It’s not like you always seek out certain books to realize something, and even when you do, the realizations and thoughts that come through may not have been expected.
I just finished reading American Wife written by Taya Kyle with Jim DeFelice. I was astounded at how much I saw Andrew in Chris Kyle, and even more by how much I aligned with Taya Kyle. Obviously, we are not a mirror image couple, and our relationship is its own. But many of the personality traits I see in Andrew or in myself while reading this book.
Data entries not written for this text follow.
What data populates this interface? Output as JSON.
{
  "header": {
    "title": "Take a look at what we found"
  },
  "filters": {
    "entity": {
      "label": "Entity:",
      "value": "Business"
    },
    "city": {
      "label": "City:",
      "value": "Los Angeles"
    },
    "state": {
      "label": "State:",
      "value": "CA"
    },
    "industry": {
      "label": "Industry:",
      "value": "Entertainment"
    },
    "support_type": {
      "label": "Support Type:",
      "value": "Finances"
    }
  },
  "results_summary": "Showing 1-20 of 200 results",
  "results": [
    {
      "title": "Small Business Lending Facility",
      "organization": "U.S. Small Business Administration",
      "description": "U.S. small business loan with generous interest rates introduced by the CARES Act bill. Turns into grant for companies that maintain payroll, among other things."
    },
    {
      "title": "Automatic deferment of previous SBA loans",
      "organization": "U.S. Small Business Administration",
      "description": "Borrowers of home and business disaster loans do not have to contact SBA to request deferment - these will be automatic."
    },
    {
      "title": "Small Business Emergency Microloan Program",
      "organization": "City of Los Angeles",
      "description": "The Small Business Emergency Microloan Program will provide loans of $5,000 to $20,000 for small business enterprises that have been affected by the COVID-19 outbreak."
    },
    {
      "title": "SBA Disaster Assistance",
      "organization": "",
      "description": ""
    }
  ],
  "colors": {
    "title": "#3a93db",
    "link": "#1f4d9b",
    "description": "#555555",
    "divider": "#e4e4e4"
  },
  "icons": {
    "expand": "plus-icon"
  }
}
After dealing with a loss myself, although not a spouse, this book was therapeutic in the waves of grief that followed and are still washing up now and then. And it also faced a fear I have had, but also deepened since my friend died: how I am always hoping for Andrew’s well-being because I don’t really know what it would be like to face my life without him.
Near the end of the memoir, Taya talks about her search for happiness, and how she usually finds herself thinking of what she hasn’t done rather than her successes. I really saw myself doing this often, although I consider myself a ‘happy’ person. I have been stressed, restless this summer counting down the days and the savings I need to move and start my life-our life-with Andrew. Yet I haven’t necessarily celebrated what I have accomplished so far because I keep looking at what I need to do for the next thing. It definitely reminded me to LIVE IN THE MOMENT more. Something I try to do, but it is definitely an aspiration of mine for that to come more naturally. I have two undergraduate degrees under my belt, I am working in (one of) my fields of study and have someone I love deeply who loves me in return, and I even have plans that I am working towards. I am not lost, but I am still learning and succeeding each day.
So cheers to me on that, and congrats to you (all) for what you succeeded in this summer.